For women, the recommended upper load limit is 25 kg, for men it is 40 kg. However, since there are strong women as well as slender men, and the latter most certainly also in one of your companies, it seems to make sense for the entire workforce to have a concept for carrying heavy loads. In this way, everyone's health is maintained and women do not receive special treatment. Rather, the caring attitude of the employer has a positive effect on all employees in the company.
"The things don't suit me anyway."
It is not clearly communicated why work clothing is more expensive for women in skilled trades than for men. But that shouldn't stop employers from investing in suitable clothing for women. This has less to do with women's vanity than with safety aspects – does the jacket sag, do the gloves fit? Here it is worth talking to the women in the company and having an appreciative attitude in relation to the willingness to procure.
"Men earn more than women."
"One talks about money. Period,” says Henrike Platen, Managing Director of Fair Pay Innovation Lab. What is meant is not that all employees should earn the same money, but rather that it is transparently communicated why which salary is paid.

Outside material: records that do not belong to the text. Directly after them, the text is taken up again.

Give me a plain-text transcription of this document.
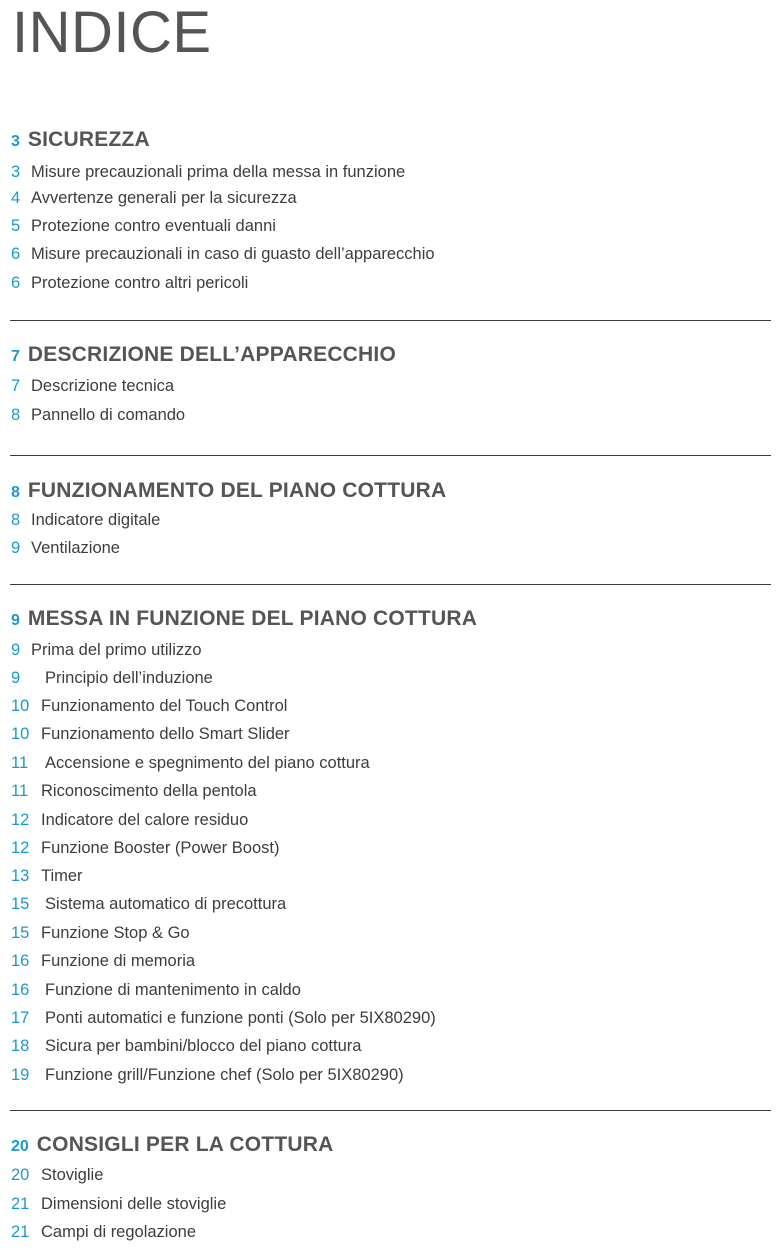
INDICE
3 SICUREZZA
3 Misure precauzionali prima della messa in funzione
4 Avvertenze generali per la sicurezza
5 Protezione contro eventuali danni
6 Misure precauzionali in caso di guasto dell’apparecchio
6 Protezione contro altri pericoli
7 DESCRIZIONE DELL’APPARECCHIO
7 Descrizione tecnica
8 Pannello di comando
8 FUNZIONAMENTO DEL PIANO COTTURA
8 Indicatore digitale
9 Ventilazione
9 MESSA IN FUNZIONE DEL PIANO COTTURA
9 Prima del primo utilizzo
9	Principio dell’induzione
10 Funzionamento del Touch Control
10 Funzionamento dello Smart Slider
11	Accensione e spegnimento del piano cottura
11 Riconoscimento della pentola
12 Indicatore del calore residuo
12 Funzione Booster (Power Boost)
13 Timer
15 Sistema automatico di precottura
15 Funzione Stop & Go
16 Funzione di memoria
16 Funzione di mantenimento in caldo
17 Ponti automatici e funzione ponti (Solo per 5IX80290)
18 Sicura per bambini/blocco del piano cottura
19 Funzione grill/Funzione chef (Solo per 5IX80290)
20 CONSIGLI PER LA COTTURA
20 Stoviglie
21 Dimensioni delle stoviglie
21 Campi di regolazione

If everyone can understand it, fair payment has been made and the procedure is a big plus for young women.
"Dealing with clichés: conscious attitude, conscious language"

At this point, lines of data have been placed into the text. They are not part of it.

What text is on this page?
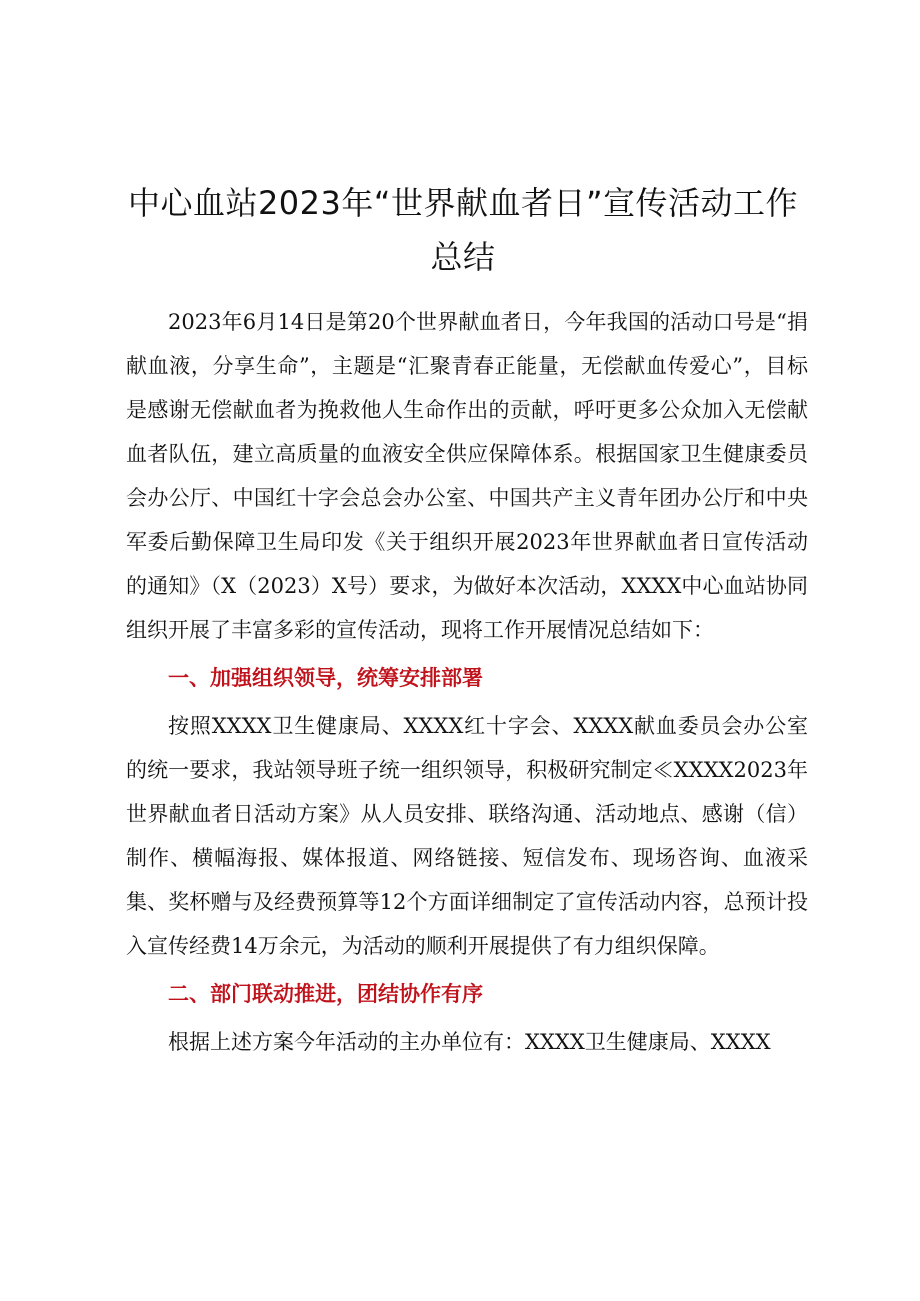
中心血站2023年“世界献血者日”宣传活动工作总结

2023年6月14日是第20个世界献血者日，今年我国的活动口号是“捐献血液，分享生命”，主题是“汇聚青春正能量，无偿献血传爱心”，目标是感谢无偿献血者为挽救他人生命作出的贡献，呼吁更多公众加入无偿献血者队伍，建立高质量的血液安全供应保障体系。根据国家卫生健康委员会办公厅、中国红十字会总会办公室、中国共产主义青年团办公厅和中央军委后勤保障卫生局印发《关于组织开展2023年世界献血者日宣传活动的通知》（X（2023）X号）要求，为做好本次活动，XXXX中心血站协同组织开展了丰富多彩的宣传活动，现将工作开展情况总结如下：

一、加强组织领导，统筹安排部署

按照XXXX卫生健康局、XXXX红十字会、XXXX献血委员会办公室的统一要求，我站领导班子统一组织领导，积极研究制定≪XXXX2023年世界献血者日活动方案》从人员安排、联络沟通、活动地点、感谢（信）制作、横幅海报、媒体报道、网络链接、短信发布、现场咨询、血液采集、奖杯赠与及经费预算等12个方面详细制定了宣传活动内容，总预计投入宣传经费14万余元，为活动的顺利开展提供了有力组织保障。

二、部门联动推进，团结协作有序

根据上述方案今年活动的主办单位有：XXXX卫生健康局、XXXX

Not only pictures speak a clear language and so it is pointed out at every point that the photos on the Internet and on flyers should also show women in active roles. The language is also crucial: are women only meant or are they actively addressed? If you develop a conscious attitude, make it clear to yourself why you want women in your team, then gender-neutral language will also work. Job advertisements can also reflect this attitude.
Tip: Do you have a female trainee in your otherwise male-dominated company?
Do not leave the trainee alone! She's young and needs to get used to her new role. Find contact with other companies that also have female trainees and allow a peer group exchange. Or are you already working with some women? Provide the trainee with a mentor. Of course, this concept is also conceivable for the male trainees, because both are still apprentices and could certainly use good encouragement.